Kitesurfing incidents at St Kilda

From Kbv:

Two incidents at StKilda today highlighted the need for greater care at StKilda.

Incident one involved a kiter tentatively launching his kite so near to the seawall that when he immediately hot landed the kite it hit two parked cars in Pier Road.

From the outset there appeared to be a series of signals that all was not well. When readying for launch [by an experienced kiter] he was directly upwind of his kite. The experienced kiter correctly waved him around to the edge of the window so as not to create a hot launch. The kiter appeared reluctant to take the directive however until the launcher was satisfied with the kiters position he rightly did not let go.
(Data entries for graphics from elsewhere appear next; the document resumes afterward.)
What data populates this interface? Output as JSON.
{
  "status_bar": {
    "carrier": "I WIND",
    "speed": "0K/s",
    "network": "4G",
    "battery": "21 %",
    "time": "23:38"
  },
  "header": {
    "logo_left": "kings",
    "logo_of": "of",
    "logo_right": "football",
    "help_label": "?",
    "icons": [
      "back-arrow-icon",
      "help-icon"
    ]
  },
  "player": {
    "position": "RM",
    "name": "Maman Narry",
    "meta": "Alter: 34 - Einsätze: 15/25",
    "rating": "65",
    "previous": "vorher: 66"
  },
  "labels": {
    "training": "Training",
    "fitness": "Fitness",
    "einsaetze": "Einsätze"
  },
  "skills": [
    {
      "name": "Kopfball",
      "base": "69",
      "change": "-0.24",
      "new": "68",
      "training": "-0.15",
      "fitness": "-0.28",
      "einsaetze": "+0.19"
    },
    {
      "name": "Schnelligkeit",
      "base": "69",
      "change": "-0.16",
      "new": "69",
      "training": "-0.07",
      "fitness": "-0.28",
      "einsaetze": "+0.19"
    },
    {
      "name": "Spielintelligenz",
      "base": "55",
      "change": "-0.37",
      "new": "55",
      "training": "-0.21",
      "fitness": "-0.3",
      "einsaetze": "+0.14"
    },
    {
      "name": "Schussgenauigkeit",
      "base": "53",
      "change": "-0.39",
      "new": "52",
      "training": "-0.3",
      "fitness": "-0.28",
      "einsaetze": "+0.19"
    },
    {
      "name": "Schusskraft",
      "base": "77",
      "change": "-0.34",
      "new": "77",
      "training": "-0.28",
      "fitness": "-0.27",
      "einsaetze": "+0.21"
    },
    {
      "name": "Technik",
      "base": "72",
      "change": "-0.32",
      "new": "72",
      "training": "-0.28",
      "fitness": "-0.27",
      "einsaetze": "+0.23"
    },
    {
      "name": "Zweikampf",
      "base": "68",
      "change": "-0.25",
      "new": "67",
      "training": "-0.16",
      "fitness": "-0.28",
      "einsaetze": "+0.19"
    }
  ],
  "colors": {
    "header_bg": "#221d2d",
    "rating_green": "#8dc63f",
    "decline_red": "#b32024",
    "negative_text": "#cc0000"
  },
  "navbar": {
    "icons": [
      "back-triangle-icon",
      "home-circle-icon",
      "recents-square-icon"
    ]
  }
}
The kite moved up and quickly into the power zone - it was the obvious the kiter did not know what he was doing and the kite luckily dived and crashed - but into two parked cars beyond the seawall. The kiter was only pulled forward a few meters.

What was obvious was that whilst the beach was over 100 meters wide at the area near to launch [low tide] the launch was only 15meters from the Seawall. This is too close to pedestrians and parked cars.

Incident two involved an experienced kiter walking his kite at 12.00 oclock next to the seawall near to the main StKilda Kite Beach entrance. The kiter appeared to be returning a borrowed board and had a brief discussion with a uniformed instructor. Sadly the instructor did not tell the kiter to immediately move back from the seawall.

This is really scary as any gear failure at this time or a freak gust may result in the kite landing in traffic on Beaconsfield Parade. What carnage could follow I will leave to the imagination but as a two lane busy thoroughfare it would likely not be pretty either for the kiter, who gets dragged by his lines as the kite wraps around the front of a car/truck travelling at 60k, for the pedestrians that have lines cutting across them powered by the now well kite-wrapped vehicle and anchored by the now seawall-impaled kiter, and the parked vehicles and street side pedestrians now being crushed by the out of control emergency braking kite-blinded vehicle. It's too scary to think about.

It's only after the police/coroner immediately close the beach to kiters and then the council imposes their complete ban on kiting at StKilda, that we will all say kites should have never been flown near the seawall. But it will all be too late.

As a suggestion for anyone kiting at St Kilda, please stay at least 25 meters away from the seawall along what is now a designated kite beach.